A forest is usually not harvested until it is close to 90 years old. When it is time to harvest the mature forest, we reap the benefits of many people’s efforts throughout the forest’s life-cycle. Harvesting is the process that has the greatest impact on the forest landscape, but with good planning and care, the effects can be mitigated.
The waste is at a minimum. Actually, 50 percent of the forest harvested by Holmen is used for joinery products and construction timber. 45 percent is made into products such as books, magazines, catalogues, advertising material and newspapers. The remaining 5 percent is used for biofuel and turned into energy.
Most of the available activities for improving growth are connected with regeneration. Fertilisation is one of the few actions that can help improve growth in middle-aged or mature forests. It is designed to achieve a high level of growth while simultaneously minimising any adverse effects on the forest, soil or water. Fertilisation is conducted in accordance with the general recommendations from the Swedish Forest Agency.

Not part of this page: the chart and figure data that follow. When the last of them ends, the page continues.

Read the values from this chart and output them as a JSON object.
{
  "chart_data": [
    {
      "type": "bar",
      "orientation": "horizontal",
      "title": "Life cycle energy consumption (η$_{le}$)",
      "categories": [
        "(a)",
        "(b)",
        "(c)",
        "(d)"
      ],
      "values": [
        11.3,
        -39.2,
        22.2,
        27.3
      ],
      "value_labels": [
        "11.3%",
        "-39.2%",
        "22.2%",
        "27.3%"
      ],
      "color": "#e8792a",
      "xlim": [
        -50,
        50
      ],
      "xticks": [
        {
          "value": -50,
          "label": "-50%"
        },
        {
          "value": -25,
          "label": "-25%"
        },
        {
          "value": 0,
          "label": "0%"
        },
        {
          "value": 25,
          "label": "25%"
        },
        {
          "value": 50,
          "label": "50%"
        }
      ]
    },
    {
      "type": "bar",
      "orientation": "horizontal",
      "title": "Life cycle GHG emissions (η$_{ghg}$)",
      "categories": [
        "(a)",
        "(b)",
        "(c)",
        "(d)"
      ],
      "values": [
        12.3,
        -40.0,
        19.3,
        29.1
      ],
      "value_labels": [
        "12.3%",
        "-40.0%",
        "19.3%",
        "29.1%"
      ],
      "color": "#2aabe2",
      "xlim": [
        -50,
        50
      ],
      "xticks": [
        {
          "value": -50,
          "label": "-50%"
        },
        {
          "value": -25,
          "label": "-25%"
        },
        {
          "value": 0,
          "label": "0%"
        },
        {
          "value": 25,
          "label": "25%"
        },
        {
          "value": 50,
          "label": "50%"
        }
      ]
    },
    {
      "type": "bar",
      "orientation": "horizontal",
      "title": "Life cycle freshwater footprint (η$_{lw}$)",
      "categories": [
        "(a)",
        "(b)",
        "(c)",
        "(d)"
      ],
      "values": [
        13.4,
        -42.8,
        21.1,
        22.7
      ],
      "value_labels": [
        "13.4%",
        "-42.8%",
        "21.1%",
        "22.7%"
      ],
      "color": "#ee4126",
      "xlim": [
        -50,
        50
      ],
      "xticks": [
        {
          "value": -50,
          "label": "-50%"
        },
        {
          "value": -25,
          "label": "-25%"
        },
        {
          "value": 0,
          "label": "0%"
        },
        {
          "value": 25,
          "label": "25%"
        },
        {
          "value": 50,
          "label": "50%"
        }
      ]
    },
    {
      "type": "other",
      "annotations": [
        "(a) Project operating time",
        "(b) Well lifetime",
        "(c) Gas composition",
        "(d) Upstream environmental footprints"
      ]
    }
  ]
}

Forest roads make it possible to transport the timber safely from the forest and to take the necessary forestry activities at the right time and in the right location. Many of the roads are also needed for people to be able to work and live in rural areas. The network of forest roads, which covers hundreds of thousands of kilometres, is accessible to the public (except during thawing when they can be closed off), which increases their ability to visit forest environments for recreation.
Holmen is one of the largest holders of forest land in Sweden and we focus on sustainable and efficient forest management. Holmen’s forest holdings include roughly 1.2 million hectares, of which roughly a million hectares are productive forest land. Holmen Skog’s environmental work is performed in accordance with the ISO 14001 environmental management system.